Anastasia e Martina. Capitolo 5: Un Passo nel Proibito

di
genere
saffico

I giorni che seguirono quel pomeriggio in bagno a scuola furono un misto strano di sollievo e di una curiosità crescente. Il desiderio per Martina non diminuiva, anzi, ogni suo sguardo, ogni sorriso, sembrava alimentarlo. Ma c'era anche qualcos'altro che stava prendendo forma dentro di me: la consapevolezza di un piacere che potevo esplorare, qualcosa che andava oltre la semplice fantasia.
Un pomeriggio, mentre tornavo a casa da scuola, i miei piedi mi portarono quasi involontariamente lungo una strada secondaria che di solito evitavo. Lì, quasi nascosto tra un'edicola e un negozio di alimentari, c'era il sexy shop. Lo avevo notato mille volte, passando in autobus o in macchina con i miei genitori. Era sempre stato un luogo misterioso, un po' sordido ai miei occhi di ragazza di buona famiglia, con le luci soffuse e le vetrine appena oscurate. Non avevo mai avuto il coraggio di guardarci dentro veramente, figuriamoci di entrarci.
Ma quel giorno fu diverso. Forse la spinta del desiderio represso, forse la semplice curiosità, mi spinsero a rallentare il passo. Il mio cuore cominciò a battere forte, lo stesso ritmo accelerato che provavo quando Martina mi toccava per sbaglio. La mano mi tremava un po' mentre allungavo il braccio verso la maniglia della porta. Entrai.
L'interno era meno minaccioso di quanto immaginassi, ma comunque intimidatorio. L'aria era densa di profumi che non riuscivo a identificare, e le luci soffuse creavano lunghe ombre. C'erano scaffali pieni di oggetti dalle forme e dai colori più disparati, molti dei quali non sapevo nemmeno a cosa servissero. Mi sentii immediatamente avvampare, le guance in fiamme. La vergogna mi stringeva la gola, e temevo che ogni fibra del mio essere gridasse: "Sono qui per comprare qualcosa per masturbarmi!"

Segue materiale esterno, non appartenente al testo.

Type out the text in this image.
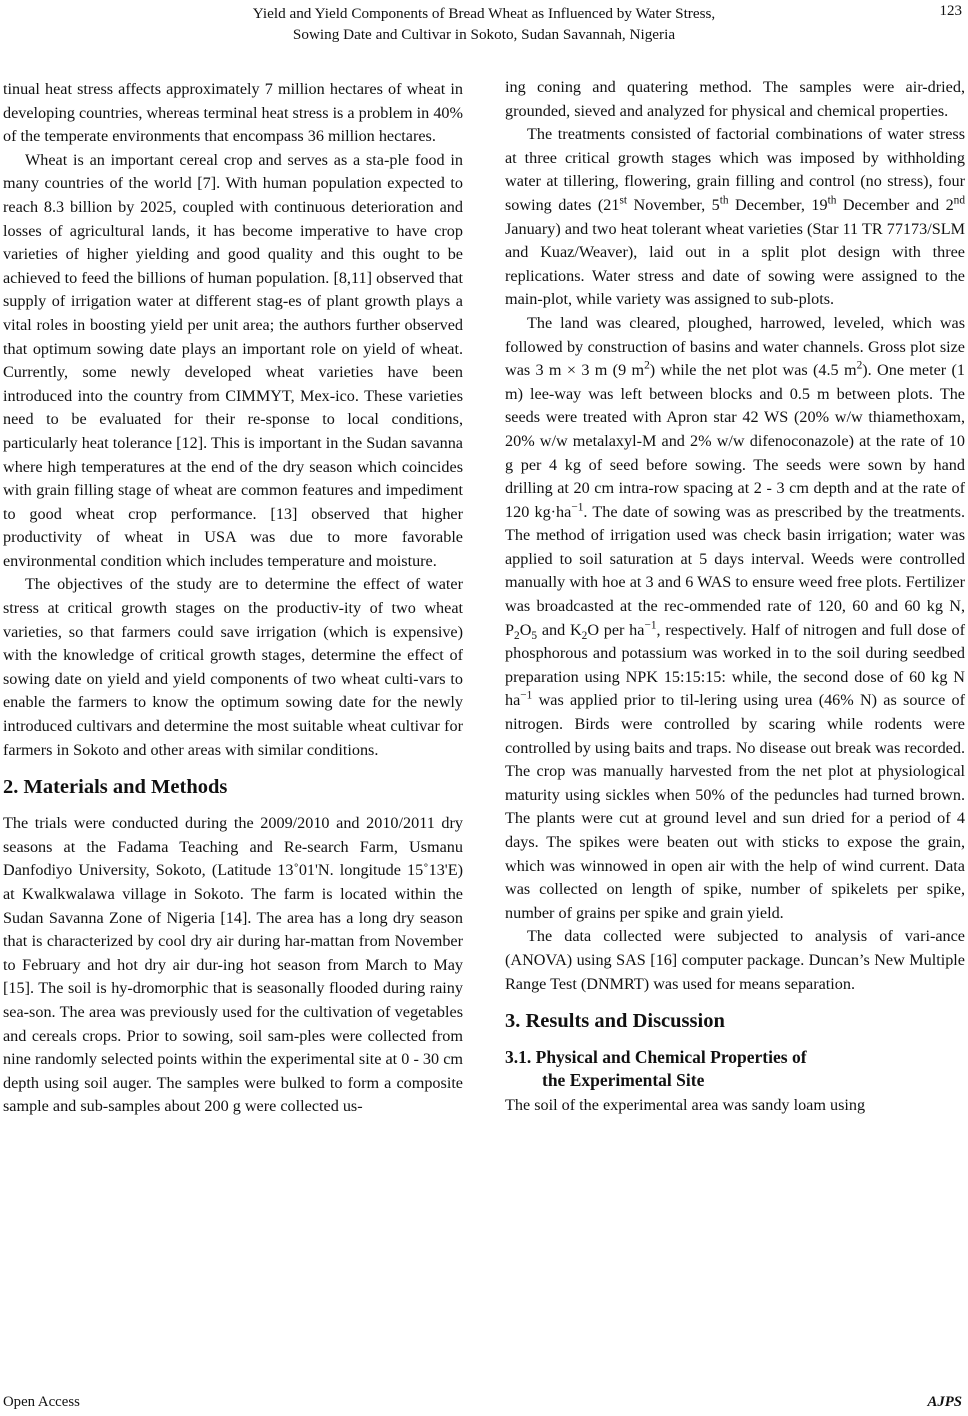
Yield and Yield Components of Bread Wheat as Influenced by Water Stress,
Sowing Date and Cultivar in Sokoto, Sudan Savannah, Nigeria
123

tinual heat stress affects approximately 7 million hectares of wheat in developing countries, whereas terminal heat stress is a problem in 40% of the temperate environments that encompass 36 million hectares.

Wheat is an important cereal crop and serves as a sta-ple food in many countries of the world [7]. With human population expected to reach 8.3 billion by 2025, coupled with continuous deterioration and losses of agricultural lands, it has become imperative to have crop varieties of higher yielding and good quality and this ought to be achieved to feed the billions of human population. [8,11] observed that supply of irrigation water at different stag-es of plant growth plays a vital roles in boosting yield per unit area; the authors further observed that optimum sowing date plays an important role on yield of wheat. Currently, some newly developed wheat varieties have been introduced into the country from CIMMYT, Mex-ico. These varieties need to be evaluated for their re-sponse to local conditions, particularly heat tolerance [12]. This is important in the Sudan savanna where high temperatures at the end of the dry season which coincides with grain filling stage of wheat are common features and impediment to good wheat crop performance. [13] observed that higher productivity of wheat in USA was due to more favorable environmental condition which includes temperature and moisture.

The objectives of the study are to determine the effect of water stress at critical growth stages on the productiv-ity of two wheat varieties, so that farmers could save irrigation (which is expensive) with the knowledge of critical growth stages, determine the effect of sowing date on yield and yield components of two wheat culti-vars to enable the farmers to know the optimum sowing date for the newly introduced cultivars and determine the most suitable wheat cultivar for farmers in Sokoto and other areas with similar conditions.

2. Materials and Methods

The trials were conducted during the 2009/2010 and 2010/2011 dry seasons at the Fadama Teaching and Re-search Farm, Usmanu Danfodiyo University, Sokoto, (Latitude 13˚01'N. longitude 15˚13'E) at Kwalkwalawa village in Sokoto. The farm is located within the Sudan Savanna Zone of Nigeria [14]. The area has a long dry season that is characterized by cool dry air during har-mattan from November to February and hot dry air dur-ing hot season from March to May [15]. The soil is hy-dromorphic that is seasonally flooded during rainy sea-son. The area was previously used for the cultivation of vegetables and cereals crops. Prior to sowing, soil sam-ples were collected from nine randomly selected points within the experimental site at 0 - 30 cm depth using soil auger. The samples were bulked to form a composite sample and sub-samples about 200 g were collected us-

ing coning and quatering method. The samples were air-dried, grounded, sieved and analyzed for physical and chemical properties.

The treatments consisted of factorial combinations of water stress at three critical growth stages which was imposed by withholding water at tillering, flowering, grain filling and control (no stress), four sowing dates (21st November, 5th December, 19th December and 2nd January) and two heat tolerant wheat varieties (Star 11 TR 77173/SLM and Kuaz/Weaver), laid out in a split plot design with three replications. Water stress and date of sowing were assigned to the main-plot, while variety was assigned to sub-plots.

The land was cleared, ploughed, harrowed, leveled, which was followed by construction of basins and water channels. Gross plot size was 3 m × 3 m (9 $m^2$) while the net plot was (4.5 $m^2$). One meter (1 m) lee-way was left between blocks and 0.5 m between plots. The seeds were treated with Apron star 42 WS (20% w/w thiamethoxam, 20% w/w metalaxyl-M and 2% w/w difenoconazole) at the rate of 10 g per 4 kg of seed before sowing. The seeds were sown by hand drilling at 20 cm intra-row spacing at 2 - 3 cm depth and at the rate of 120 $kg\cdot ha^{-1}$. The date of sowing was as prescribed by the treatments. The method of irrigation used was check basin irrigation; water was applied to soil saturation at 5 days interval. Weeds were controlled manually with hoe at 3 and 6 WAS to ensure weed free plots. Fertilizer was broadcasted at the rec-ommended rate of 120, 60 and 60 kg N, $P_2O_5$ and $K_2O$ per $ha^{-1}$, respectively. Half of nitrogen and full dose of phosphorous and potassium was worked in to the soil during seedbed preparation using NPK 15:15:15: while, the second dose of 60 kg N $ha^{-1}$ was applied prior to til-lering using urea (46% N) as source of nitrogen. Birds were controlled by scaring while rodents were controlled by using baits and traps. No disease out break was recorded. The crop was manually harvested from the net plot at physiological maturity using sickles when 50% of the peduncles had turned brown. The plants were cut at ground level and sun dried for a period of 4 days. The spikes were beaten out with sticks to expose the grain, which was winnowed in open air with the help of wind current. Data was collected on length of spike, number of spikelets per spike, number of grains per spike and grain yield.

The data collected were subjected to analysis of vari-ance (ANOVA) using SAS [16] computer package. Duncan’s New Multiple Range Test (DNMRT) was used for means separation.

3. Results and Discussion
3.1. Physical and Chemical Properties of
the Experimental Site

The soil of the experimental area was sandy loam using

Open Access	AJPS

Una donna apparve da dietro uno scaffale, con un sorriso gentile e discreto. "Posso aiutarla?" mi chiese, la sua voce calma. Le sue parole mi diedero un barlume di coraggio. Inspirai profondamente. "Sì," riuscii a dire, la voce appena un sussurro. "Vorrei... un giocattolo. Il primo."
Non rise, non mi giudicò. I suoi occhi rimasero professionali, ma c'era una nota di comprensione. "Capisco," disse. "Per iniziare, le consiglio l'ovetto telecomandato. È discreto, facile da usare e molto versatile." Mi mostrò una piccola scatolina contenente un oggetto liscio, di silicone morbido, con un cavetto sottile che terminava in un piccolo telecomando. Sembrava innocuo, quasi un sasso levigato.
Comprai l'ovetto, nascondendolo nella borsa della scuola sotto i libri di testo, come se stessi contrabbandando qualcosa di illegale. Il viaggio di ritorno a casa fu un'agonia di anticipazione. Appena la porta si chiuse dietro di me e il silenzio riempì la casa – i miei genitori non c'erano ancora – corsi in camera mia.
Mi sdraiai sul letto, il cuore che batteva a mille. Tirai fuori l'ovetto. Era più piccolo di quanto sembrasse, e la sua superficie liscia e vellutata al tatto mi diede un brivido. Seguendo le istruzioni minime che la commessa mi aveva dato, lo posizionai sulla mia figa. Premetti il pulsante sul telecomando.
Una vibrazione sottile, quasi impercettibile all'inizio, si diffuse. Poi premetti di nuovo, e l'intensità aumentò. Era una sensazione completamente nuova, diversa dal tocco delle mie dita. Più profonda, più avvolgente. Le vibrazioni si propagavano, creando un formicolio piacevole che si irradiava ovunque. Chiusi gli occhi, e la sua immagine, quella di Martina, tornò prepotente. E capii che quel piccolo oggetto, discreto e silenzioso, sarebbe diventato un nuovo, eccitante segreto nel mio mondo.